In one interactive installation, next to a painted sign that reads, “Up close, no one is normal,” visitors try to synchronize recorded and mirror images of themselves. “It’s about seeking a balance between what you are and what you see,” Dr. Martelli said.
In another, visitors sit for a photograph that is projected onto a board along with photos of past patients at the institution, who recount their life stories in sad, lilting taped monologues.
In yet another, visitors are invited to sit at a desk and hold their hands over their ears to hear the singsong whispers of unseen voices. “That’s one of the symptoms of madness, isn’t it?” Dr. Martelli said, smiling.
Explaining the concept, Mr. Rosa of Studio Azzurro said: “The spectator assumes madness and unconsciously adopts the guise of someone on the inside. We didn’t want to dramatize but to include drama, and to let loose the imaginative dimension that madness elicits, which can be fertile even for those who think themselves as sane.”
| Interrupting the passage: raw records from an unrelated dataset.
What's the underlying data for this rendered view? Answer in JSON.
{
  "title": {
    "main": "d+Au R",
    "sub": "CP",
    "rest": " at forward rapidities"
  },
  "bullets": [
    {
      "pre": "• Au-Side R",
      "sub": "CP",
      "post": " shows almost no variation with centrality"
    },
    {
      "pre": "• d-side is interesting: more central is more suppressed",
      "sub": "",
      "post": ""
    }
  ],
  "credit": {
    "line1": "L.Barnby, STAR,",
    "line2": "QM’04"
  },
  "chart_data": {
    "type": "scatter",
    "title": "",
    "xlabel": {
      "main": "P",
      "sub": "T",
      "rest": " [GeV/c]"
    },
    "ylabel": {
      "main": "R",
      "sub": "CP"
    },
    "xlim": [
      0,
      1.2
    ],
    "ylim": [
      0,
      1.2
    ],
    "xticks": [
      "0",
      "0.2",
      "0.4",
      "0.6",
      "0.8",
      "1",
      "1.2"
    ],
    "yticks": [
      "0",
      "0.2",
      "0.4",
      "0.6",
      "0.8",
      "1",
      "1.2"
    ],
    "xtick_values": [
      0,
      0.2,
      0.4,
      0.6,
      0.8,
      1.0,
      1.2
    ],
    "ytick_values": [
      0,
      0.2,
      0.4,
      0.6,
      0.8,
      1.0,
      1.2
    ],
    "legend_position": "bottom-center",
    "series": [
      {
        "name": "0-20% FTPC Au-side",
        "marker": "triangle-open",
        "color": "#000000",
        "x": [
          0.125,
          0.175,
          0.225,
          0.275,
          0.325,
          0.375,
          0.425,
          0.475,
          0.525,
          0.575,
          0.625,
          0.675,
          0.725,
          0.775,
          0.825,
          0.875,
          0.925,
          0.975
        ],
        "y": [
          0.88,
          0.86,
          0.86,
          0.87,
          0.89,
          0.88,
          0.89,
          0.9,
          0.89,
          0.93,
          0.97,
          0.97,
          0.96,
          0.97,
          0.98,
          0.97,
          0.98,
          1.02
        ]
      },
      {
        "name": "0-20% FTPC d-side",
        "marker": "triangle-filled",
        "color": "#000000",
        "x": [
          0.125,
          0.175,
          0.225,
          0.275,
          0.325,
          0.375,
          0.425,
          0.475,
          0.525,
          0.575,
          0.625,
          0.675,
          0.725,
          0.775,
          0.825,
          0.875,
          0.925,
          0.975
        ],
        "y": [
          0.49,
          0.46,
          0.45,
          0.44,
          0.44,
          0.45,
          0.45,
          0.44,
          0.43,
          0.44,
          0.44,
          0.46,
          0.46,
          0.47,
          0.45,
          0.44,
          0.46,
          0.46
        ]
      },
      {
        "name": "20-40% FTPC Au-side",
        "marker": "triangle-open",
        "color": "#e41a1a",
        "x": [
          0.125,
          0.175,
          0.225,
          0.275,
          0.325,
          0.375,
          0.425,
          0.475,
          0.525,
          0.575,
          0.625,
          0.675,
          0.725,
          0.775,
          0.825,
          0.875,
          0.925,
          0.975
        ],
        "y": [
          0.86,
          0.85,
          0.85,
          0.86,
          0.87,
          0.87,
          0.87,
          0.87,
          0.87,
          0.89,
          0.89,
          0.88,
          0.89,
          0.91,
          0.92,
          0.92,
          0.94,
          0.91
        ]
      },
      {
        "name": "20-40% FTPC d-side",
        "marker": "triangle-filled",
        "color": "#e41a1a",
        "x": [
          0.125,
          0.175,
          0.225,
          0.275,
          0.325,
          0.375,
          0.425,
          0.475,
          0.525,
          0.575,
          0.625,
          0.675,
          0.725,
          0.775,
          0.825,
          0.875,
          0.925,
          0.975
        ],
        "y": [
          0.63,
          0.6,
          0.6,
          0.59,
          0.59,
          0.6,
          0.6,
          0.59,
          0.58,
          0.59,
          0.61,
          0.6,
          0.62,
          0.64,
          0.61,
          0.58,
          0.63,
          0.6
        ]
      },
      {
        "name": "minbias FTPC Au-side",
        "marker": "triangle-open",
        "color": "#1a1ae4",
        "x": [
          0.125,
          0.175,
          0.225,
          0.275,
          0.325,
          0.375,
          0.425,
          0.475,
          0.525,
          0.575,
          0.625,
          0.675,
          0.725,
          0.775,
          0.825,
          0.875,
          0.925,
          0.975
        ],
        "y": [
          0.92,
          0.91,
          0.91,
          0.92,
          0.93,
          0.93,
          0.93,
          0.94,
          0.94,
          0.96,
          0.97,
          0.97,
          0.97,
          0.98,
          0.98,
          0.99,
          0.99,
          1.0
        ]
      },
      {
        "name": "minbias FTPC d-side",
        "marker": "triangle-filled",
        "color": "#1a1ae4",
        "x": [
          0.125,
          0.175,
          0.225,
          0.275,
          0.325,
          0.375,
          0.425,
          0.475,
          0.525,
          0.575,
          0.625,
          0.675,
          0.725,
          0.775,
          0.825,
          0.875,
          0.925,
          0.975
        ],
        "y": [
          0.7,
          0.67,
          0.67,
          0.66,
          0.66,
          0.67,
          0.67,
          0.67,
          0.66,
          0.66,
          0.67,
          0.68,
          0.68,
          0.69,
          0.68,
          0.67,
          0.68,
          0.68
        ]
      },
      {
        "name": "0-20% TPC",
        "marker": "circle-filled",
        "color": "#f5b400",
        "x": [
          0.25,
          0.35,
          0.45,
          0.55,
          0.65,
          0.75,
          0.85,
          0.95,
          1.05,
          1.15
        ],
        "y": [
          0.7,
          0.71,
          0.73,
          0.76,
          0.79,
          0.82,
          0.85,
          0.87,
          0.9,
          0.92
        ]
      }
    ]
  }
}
The Mind’s Museum is a more hands-on — and heads-on — experience than other European psychiatric museums like the Dr. Guislain Museum in Ghent, Belgium, or the Het Dolhuys Museum in Haarlem, the Netherlands.
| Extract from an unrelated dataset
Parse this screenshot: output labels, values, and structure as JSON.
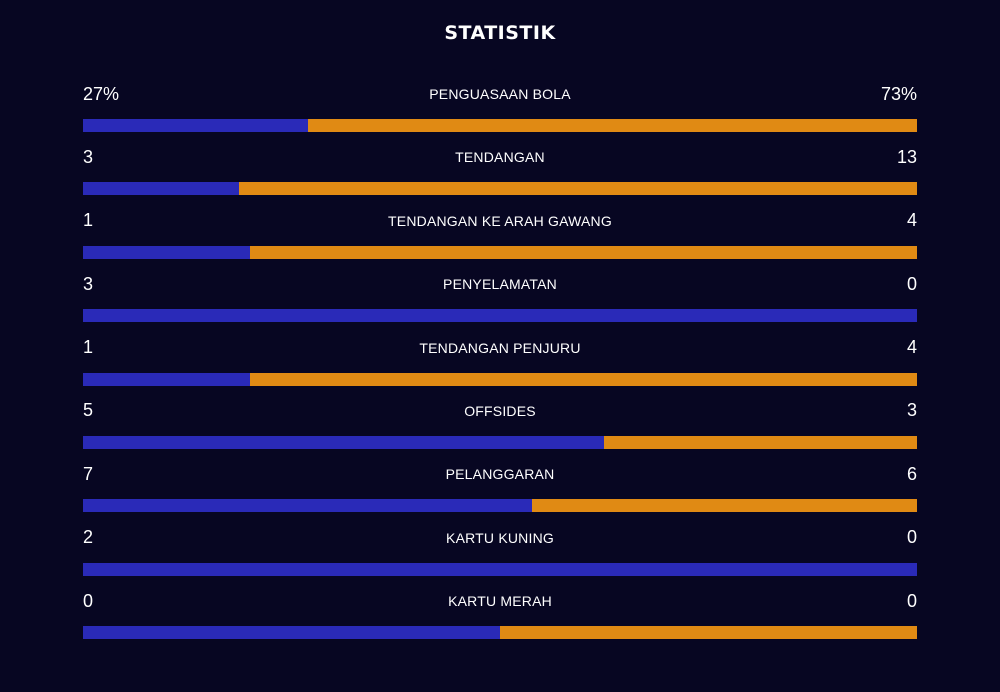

Unlike some directors and curators in this museum field, Dr. Martelli was not interested in examining the role that art can play in treating mental illness. There is no collection of patient paintings like that of the Prinzhorn collection of the Psychiatric University Hospital in Heidelberg, Germany, for example. (Still, the artwork of two inmates and that of a doctor is included in two installations.)
“It’s nice — it’s a way of lightening everything that happened in here,” said Maria Morena, a former psychiatric nurse at the hospital who can remember a time when patients lived 60 to a pavilion, eating with spoons (nothing sharp) and sleeping on cotton sheets so stiff that “they scratched like sandpaper.”
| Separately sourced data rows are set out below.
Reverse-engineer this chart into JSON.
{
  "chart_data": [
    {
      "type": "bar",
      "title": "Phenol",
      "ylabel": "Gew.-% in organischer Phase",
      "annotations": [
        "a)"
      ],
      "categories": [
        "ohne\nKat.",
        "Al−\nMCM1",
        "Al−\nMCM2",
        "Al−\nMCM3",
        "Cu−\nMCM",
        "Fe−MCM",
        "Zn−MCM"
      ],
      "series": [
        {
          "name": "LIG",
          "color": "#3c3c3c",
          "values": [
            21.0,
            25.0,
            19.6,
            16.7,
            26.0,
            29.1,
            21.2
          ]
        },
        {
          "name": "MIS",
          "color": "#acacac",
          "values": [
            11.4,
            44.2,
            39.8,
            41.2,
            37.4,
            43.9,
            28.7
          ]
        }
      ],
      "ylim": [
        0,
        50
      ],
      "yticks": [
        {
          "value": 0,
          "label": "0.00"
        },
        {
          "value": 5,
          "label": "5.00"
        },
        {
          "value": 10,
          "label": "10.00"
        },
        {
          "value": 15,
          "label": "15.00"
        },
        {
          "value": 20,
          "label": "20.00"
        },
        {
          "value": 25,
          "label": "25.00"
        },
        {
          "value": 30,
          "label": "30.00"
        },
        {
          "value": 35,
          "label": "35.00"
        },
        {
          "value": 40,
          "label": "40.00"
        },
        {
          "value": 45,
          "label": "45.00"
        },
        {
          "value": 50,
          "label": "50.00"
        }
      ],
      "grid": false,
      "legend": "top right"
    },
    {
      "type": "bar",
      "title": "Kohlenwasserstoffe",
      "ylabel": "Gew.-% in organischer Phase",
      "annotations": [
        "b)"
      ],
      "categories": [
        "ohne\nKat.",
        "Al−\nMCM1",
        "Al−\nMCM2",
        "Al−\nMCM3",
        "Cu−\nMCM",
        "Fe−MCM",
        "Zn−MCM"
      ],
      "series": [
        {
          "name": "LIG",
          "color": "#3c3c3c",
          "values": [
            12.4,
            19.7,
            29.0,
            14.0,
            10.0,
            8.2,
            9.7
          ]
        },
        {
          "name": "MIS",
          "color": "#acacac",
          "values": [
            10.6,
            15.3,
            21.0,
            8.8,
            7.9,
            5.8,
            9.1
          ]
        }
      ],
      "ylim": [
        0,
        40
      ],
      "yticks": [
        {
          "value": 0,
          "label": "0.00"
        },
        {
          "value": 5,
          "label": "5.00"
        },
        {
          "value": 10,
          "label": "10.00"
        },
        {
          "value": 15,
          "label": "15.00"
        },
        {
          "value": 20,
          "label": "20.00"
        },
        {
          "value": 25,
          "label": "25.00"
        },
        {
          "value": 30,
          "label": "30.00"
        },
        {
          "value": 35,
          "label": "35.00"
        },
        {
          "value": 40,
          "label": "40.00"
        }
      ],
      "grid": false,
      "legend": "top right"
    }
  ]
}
The museum is on the main floor of Pavilion 6 of the former psychiatric complex, which today also houses national health system offices.
“Our mission is linked to public health, but we’re somewhat atypical,” said Dr. Martelli, whose mandate includes preserving more than 250,000 case histories of patients who were treated there since around 1850. “We are preserving and protecting that patrimony.”
It is the largest historical psychiatric archive in Italy, Dr. Martelli said. Using software developed by his staff, other Italian psychiatric archives have been following his lead, and a resulting network will provide researchers with a database that tracks past psychiatric trends and tendencies in Italy.
Yet the museum’s target audience is not scholars or specialists, but rather high school and middle school students, which explains its embrace of Studio Azzurro’s high-tech interactive approach. (At the end of the day, it takes museum workers about 10 minutes to go through the dozen rooms and shut down all the computers and instruments.)
“Today it’s not enough to go into a classroom and hand out pamphlets about schizophrenia or anorexia,” Dr. Martelli said. “Young people are on another wavelength.”
Originally, the museum, which opened in 2000, followed a more traditional line, with objects and panel explanations. “It wasn’t that useful to opening a discourse” on the stigma of mental illness, Dr. Martelli said. But it was set up by a group of psychiatrists rather than curators or museum experts.
On a recent day Chiara Preti, a high school teacher who grew up nearby, toured the refitted museum as part of a training course with other colleagues. She said she found the experience useful.
“The point the museum makes is that mental illness is a disease,” she said. “It doesn’t give a moral or a political judgment.”
She recalled that in her childhood, her father would give spare change to former patients who hung around the grounds even after the hospital had shut down.
“It was a part of the city,” she said. “And with the museum, it’s kind of nice having its history be part of your life.”